The same declines in fed cattle prices that brought packers into black ink are taking sellers farther into the red.

In addition, the 750- to 800-pound feeder steers that went into last week’s feedlot marketings to packer buyers were rising, hitting $237.28 last week, compared with $236.17 a week earlier and $239.05 a month earlier.  A year ago, the fed cattle sold to packers cost an average of $164.93 when purchased as feeder cattle.

The per-head feed costs of cattle sold last week averaged $303.98, down from $309.37 a week earlier but up from $292.16 a month earlier.  For cattle sold as fed cattle a year ago, feed costs totaled $333.63 a head.

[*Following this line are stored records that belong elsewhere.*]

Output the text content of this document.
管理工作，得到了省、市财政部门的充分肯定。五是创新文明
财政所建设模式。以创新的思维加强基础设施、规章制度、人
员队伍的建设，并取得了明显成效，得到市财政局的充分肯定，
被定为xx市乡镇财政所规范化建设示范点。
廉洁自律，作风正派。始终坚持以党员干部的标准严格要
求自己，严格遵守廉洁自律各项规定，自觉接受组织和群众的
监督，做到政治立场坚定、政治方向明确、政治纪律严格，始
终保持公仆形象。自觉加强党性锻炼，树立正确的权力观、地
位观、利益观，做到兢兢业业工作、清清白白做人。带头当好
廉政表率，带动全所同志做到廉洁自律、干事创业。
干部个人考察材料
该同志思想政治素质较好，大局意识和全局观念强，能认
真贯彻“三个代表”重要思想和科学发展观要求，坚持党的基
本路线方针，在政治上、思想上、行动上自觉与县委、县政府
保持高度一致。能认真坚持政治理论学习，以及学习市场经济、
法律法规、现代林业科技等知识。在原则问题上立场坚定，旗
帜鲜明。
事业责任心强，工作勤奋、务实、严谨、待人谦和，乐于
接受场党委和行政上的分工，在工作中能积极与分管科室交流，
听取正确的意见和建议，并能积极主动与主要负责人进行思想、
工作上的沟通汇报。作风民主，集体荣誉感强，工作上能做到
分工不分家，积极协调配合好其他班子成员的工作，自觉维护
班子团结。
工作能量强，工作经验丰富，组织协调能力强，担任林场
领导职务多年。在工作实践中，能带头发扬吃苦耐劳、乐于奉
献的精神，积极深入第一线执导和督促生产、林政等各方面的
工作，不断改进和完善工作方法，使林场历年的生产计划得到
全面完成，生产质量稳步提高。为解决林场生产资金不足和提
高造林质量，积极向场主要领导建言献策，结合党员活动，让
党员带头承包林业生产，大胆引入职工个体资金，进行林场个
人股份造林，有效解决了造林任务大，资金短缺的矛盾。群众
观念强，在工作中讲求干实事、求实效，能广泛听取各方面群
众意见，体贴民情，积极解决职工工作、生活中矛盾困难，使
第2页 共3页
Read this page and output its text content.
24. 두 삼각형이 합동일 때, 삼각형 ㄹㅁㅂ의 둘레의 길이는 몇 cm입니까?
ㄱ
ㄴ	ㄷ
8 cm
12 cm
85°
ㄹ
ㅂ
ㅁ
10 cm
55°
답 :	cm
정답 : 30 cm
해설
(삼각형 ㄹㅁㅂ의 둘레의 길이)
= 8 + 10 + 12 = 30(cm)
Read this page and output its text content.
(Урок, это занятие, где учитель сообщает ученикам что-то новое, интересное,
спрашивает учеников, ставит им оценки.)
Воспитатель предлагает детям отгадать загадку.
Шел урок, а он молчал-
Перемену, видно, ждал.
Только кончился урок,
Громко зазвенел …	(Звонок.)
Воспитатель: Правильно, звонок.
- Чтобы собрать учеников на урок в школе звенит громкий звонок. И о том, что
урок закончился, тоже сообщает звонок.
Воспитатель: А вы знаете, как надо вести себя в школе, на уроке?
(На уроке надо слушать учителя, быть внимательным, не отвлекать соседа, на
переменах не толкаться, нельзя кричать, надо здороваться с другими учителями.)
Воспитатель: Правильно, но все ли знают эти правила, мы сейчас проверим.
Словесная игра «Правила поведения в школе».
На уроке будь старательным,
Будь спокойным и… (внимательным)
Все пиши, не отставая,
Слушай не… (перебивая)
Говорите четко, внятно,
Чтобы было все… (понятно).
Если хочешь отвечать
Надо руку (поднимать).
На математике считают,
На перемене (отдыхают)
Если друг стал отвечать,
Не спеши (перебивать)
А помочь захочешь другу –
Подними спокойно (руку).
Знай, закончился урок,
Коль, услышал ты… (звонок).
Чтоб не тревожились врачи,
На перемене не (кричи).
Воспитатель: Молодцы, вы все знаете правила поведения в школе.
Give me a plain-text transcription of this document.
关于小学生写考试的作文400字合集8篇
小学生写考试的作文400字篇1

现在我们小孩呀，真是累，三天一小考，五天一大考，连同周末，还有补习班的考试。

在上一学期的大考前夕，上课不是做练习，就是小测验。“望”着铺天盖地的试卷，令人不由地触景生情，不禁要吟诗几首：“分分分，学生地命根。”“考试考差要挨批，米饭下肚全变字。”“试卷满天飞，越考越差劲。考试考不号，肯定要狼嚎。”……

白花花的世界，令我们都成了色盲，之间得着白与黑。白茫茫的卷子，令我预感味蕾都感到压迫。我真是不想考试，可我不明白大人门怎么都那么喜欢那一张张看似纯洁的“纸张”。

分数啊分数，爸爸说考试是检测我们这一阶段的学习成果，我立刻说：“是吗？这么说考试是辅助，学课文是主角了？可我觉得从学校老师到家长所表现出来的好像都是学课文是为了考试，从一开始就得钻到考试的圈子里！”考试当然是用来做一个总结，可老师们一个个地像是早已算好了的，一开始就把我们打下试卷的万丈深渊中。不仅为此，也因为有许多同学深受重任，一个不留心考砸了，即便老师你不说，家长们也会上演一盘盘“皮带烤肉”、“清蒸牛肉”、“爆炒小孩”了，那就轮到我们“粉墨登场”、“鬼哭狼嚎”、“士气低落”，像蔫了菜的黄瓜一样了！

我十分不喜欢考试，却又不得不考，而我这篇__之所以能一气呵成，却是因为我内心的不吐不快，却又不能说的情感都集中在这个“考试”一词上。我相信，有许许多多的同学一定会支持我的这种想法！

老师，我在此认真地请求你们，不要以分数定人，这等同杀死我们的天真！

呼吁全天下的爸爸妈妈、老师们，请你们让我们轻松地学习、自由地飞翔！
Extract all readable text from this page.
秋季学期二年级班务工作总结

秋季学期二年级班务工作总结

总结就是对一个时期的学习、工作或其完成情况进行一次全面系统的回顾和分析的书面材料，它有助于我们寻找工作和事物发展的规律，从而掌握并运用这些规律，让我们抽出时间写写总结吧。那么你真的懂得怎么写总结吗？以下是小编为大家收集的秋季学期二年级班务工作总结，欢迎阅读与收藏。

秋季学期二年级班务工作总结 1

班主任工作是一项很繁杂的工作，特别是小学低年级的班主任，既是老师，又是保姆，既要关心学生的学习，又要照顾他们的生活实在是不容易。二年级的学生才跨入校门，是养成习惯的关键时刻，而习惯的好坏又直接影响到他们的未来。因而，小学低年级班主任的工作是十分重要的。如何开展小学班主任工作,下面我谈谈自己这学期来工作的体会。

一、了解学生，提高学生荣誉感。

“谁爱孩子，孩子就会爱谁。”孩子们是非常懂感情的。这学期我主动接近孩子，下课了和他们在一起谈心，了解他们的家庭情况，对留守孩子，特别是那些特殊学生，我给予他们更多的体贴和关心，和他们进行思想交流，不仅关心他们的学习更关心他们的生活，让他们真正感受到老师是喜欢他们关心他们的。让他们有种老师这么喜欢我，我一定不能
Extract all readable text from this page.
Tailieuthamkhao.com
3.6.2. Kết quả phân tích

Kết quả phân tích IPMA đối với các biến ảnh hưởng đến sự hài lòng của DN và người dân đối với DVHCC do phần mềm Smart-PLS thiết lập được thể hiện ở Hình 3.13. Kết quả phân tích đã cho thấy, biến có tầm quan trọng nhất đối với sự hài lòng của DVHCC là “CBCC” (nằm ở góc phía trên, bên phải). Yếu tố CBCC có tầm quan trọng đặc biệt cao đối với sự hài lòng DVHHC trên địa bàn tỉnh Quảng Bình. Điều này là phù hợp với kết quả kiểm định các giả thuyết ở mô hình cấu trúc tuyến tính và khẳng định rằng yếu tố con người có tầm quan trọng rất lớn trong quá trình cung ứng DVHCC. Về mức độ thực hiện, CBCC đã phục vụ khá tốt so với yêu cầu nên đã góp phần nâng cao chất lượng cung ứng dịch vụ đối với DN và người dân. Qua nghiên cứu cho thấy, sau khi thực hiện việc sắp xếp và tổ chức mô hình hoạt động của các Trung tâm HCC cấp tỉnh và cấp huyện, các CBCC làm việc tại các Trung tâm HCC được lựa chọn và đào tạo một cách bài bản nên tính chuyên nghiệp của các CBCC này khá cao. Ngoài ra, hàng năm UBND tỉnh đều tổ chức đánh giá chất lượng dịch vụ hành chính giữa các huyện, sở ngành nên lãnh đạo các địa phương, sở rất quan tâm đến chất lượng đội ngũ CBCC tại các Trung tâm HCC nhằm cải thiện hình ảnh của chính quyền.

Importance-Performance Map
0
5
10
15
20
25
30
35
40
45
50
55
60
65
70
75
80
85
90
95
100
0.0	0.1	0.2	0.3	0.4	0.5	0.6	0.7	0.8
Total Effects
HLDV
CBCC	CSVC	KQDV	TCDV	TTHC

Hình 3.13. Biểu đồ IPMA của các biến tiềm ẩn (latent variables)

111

For cattle placed into feedlots last week, the average price needed to break even was $156.99 per cwt, down from $162.69 a week earlier and $162.29 a month earlier.  For comparison, the breakeven price for calves placed on feed a year ago was $146.87.

That means, that if fed cattle and all other input prices held steady, last week’s feedlot placements might turn a small profit.  But the futures market, which has prices for all delivery months, except Dec, so they can’t be hedged at a profit.

 

 

CASH CATTLE MARKET REMAINS QUIET

 

No cash trading was reported Wednesday and bids were scarce at $253 per cwt on a dressed basis.  Asking prices held at $263 dressed and at $161 to $162 on a live basis.

Cash cattle markets last week traded lower to $157.50 to $160, mostly $158, on a live basis and at $252 to $254, mostly $253, dressed.  These were $3 to $6 below the previous week’s mostly $160 to $161 and $256 to $260.

The USDA’s beef cutout value Wednesday was mixed, with choice at $258.55 per cwt, up $0.83 from Tuesday and select at $246.06, down $1.92.  Volume was very active with 173 loads of fabricated product sold into the spot market.

The USDA said beef markets Wednesday were characterized by moderate demand and heavy offerings.  Ribs, chucks and rounds were steady to firm along with choice loins.  Select loins were lower.  Trimmings were lower amid light-to-moderate demand and moderate offerings.

The CME Feeder Cattle Index for the seven days ended Tuesday was $215.79 per cwt, up $0.89 on the day and $0.73 below the Apr settlement of $216.52.